I copied the output and pasted it into Word for further refinement.
Attempt 6: Copilot for Word (again)
I had another bright idea. Maybe I could save the transcript as a Word document in my OneDrive temp folder and reference it as the source document for Copilot in Word. I saved the transcript as ‘MM Comments Kevin Stocky.docx’
I then created an inline prompt, this time refencing the saved file
Rewrite / MM Comments Kevin Stocky.docx transcript using correct punctuation and formatting

This generated an equally excellent output, if in a different style. It was in the third person, describing what the author has said, rather than rewriting what he said. The resulting document was well presented, complete with headings and an introduction of what it had done, followed by a well laid out analysis document with appropriate section headings.
On the whole, I preferred this version as it was easier to understand the points being made about each subject. It’s this that I would want to send on to my collaborators for their information and comment.

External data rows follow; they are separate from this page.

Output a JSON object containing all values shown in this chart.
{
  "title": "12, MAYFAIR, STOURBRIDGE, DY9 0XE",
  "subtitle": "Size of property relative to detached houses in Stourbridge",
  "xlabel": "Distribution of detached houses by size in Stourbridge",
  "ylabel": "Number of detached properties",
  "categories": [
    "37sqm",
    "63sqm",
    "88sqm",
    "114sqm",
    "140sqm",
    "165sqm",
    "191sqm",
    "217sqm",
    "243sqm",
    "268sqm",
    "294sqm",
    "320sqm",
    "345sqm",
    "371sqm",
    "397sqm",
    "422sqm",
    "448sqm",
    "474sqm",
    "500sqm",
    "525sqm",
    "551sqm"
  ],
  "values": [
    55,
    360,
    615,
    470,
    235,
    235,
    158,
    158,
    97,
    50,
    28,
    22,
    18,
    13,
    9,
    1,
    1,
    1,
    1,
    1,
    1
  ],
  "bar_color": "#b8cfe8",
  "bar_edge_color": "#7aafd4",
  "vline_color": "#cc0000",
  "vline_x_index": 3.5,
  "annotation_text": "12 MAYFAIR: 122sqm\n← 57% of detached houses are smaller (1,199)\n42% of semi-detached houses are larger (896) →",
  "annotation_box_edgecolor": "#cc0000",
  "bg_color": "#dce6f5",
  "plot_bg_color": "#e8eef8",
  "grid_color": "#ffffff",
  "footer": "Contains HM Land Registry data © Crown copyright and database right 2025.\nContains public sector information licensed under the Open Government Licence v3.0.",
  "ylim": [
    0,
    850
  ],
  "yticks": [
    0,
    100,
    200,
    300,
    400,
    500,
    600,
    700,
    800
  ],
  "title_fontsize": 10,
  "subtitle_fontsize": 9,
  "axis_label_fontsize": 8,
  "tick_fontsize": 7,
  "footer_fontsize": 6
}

Attempt 7: Copilot in Edge
Belatedly, I realised I could probably have saved myself a lot of time by using Copilot in Edge to analyse the transcript directly from the web page. The prompt was pretty easy:
Rewrite the displayed YouTube transcript using correct punctuation and formatting

This worked well producing a very similar style output to the ChatGPT response; first person, tone of voice etc. I could have pasted it into Word and manually added headings, or used Copilot in Word to improve readability, identify actions points and create a summary.
So I did.
Create a summary, headings and a list of key points and actions
It’s slightly annoying that it didn’t insert the headings into the body of the document, but it created some nice summaries

Conclusions
It can be a lot faster and more engaging for many people to read a document of web page than to sit through the relatively slow video experience. While a lot of emphasis is on creating engaging video and audio content from text, there is a strong use case for creating digestible prose from video and audio content.

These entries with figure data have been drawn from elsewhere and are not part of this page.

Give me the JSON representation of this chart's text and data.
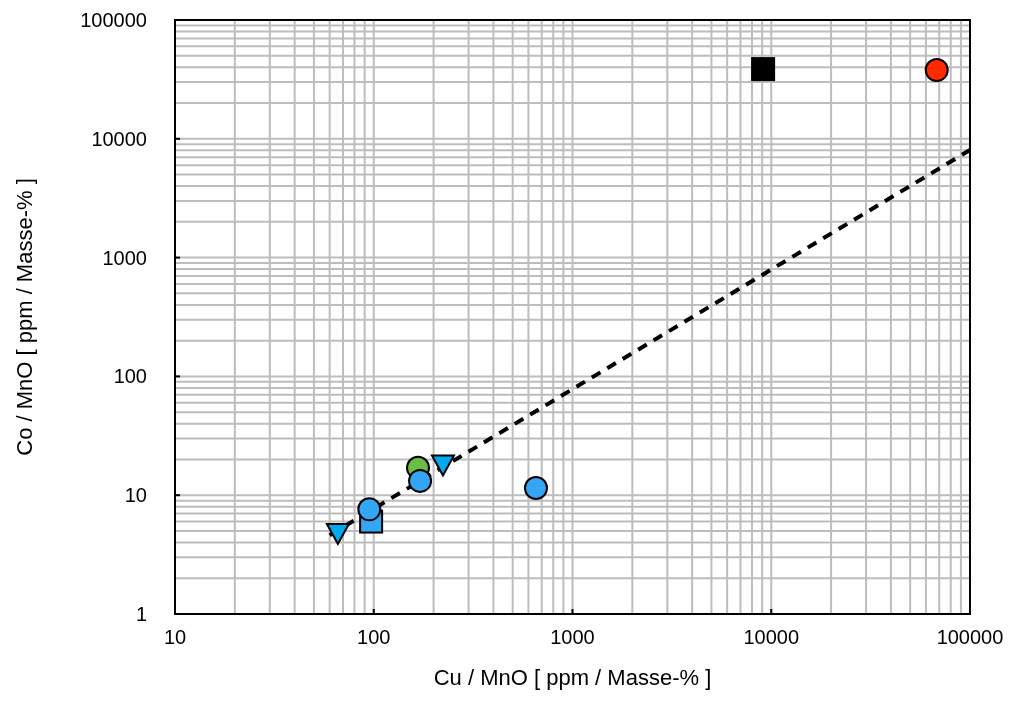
{
  "chart_data": {
    "type": "scatter",
    "xlabel": "Cu / MnO [ ppm / Masse-% ]",
    "ylabel": "Co / MnO [ ppm / Masse-% ]",
    "log": "xy",
    "grid": true,
    "xlim": [
      10,
      100000
    ],
    "xticks": [
      10,
      100,
      1000,
      10000,
      100000
    ],
    "ylim": [
      1,
      100000
    ],
    "yticks": [
      1,
      10,
      100,
      1000,
      10000,
      100000
    ],
    "series": [
      {
        "type": "line",
        "color": "#000000",
        "line_style": "dashed",
        "marker": "none",
        "x": [
          60,
          100000
        ],
        "values": [
          4.6,
          8050
        ]
      },
      {
        "color": "#000000",
        "marker": "square",
        "x": [
          9100
        ],
        "values": [
          38600
        ]
      },
      {
        "color": "#ff2a00",
        "marker": "circle",
        "x": [
          68000
        ],
        "values": [
          37900
        ]
      },
      {
        "color": "#6cbd45",
        "marker": "circle",
        "x": [
          167
        ],
        "values": [
          17
        ]
      },
      {
        "color": "#00aaee",
        "marker": "triangle",
        "x": [
          223,
          66
        ],
        "values": [
          18.5,
          4.9
        ]
      },
      {
        "color": "#33a6f5",
        "marker": "square",
        "x": [
          97
        ],
        "values": [
          6
        ]
      },
      {
        "color": "#33a6f5",
        "marker": "circle",
        "x": [
          171,
          655,
          95
        ],
        "values": [
          13.2,
          11.5,
          7.6
        ]
      }
    ]
  }
}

It’s worth spending the time learning how to do this, which tools to use where and what each tool (including each variant) does well, badly or not at all.

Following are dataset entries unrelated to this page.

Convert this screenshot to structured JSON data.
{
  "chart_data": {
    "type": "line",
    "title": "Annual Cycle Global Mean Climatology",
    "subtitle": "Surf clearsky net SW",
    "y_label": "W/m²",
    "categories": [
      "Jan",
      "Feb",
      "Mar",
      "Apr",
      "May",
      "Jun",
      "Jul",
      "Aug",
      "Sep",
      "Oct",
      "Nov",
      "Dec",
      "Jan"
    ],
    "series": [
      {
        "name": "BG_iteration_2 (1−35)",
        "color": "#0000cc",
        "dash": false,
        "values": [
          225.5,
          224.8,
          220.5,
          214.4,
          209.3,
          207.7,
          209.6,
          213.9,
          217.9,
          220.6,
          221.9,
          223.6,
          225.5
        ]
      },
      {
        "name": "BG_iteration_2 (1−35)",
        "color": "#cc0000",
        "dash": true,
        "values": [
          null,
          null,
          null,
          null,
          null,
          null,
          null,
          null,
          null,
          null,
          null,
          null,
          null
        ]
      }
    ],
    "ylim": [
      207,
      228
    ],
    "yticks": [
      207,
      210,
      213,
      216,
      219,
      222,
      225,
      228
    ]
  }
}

Overall, AI provides a potent ability to rapidly rewrite messy transcripts from video or audio content into something far more professional. You have a choice of output styles from the transcript depending on the tool used; readable prose (ChatGPT and Copilot in Edge) or a report style analysis. Both have their place.
End Notes
Note that Word won’t show you the prompt you used in-line after it has finished responding to the prompt.. This is bad and inconsistent with the behaviour of Copilot elsewhere (including the sidebar in Word). It also undermines one of the principles of the Cognitive Business Maturity Model, which is to capture and reuse effective prompts. Even worse, if you are fed up of waiting the Copilot to complete its task (we all have such short attention spans) it will often just stop generating the updated content and disappear. Not always, but often. Which means you have lost your carefully crafted prompt.
Never use ChatGPT for rewriting confidential stuff. This is bad. It doesn’t have the governance and security protection that Copilot has, and your content can be used for training their model or information future answers. Copilot never does that.
If you want to get to grips with Copilot for Microsoft 365 then start here: https://www.microsoft.com/en-us/microsoft-365/enterprise/copilot-for-microsoft-365
and then dive into Copilot Lab
Today’s AI is the worst you will ever use. It’ll be better tomorrow.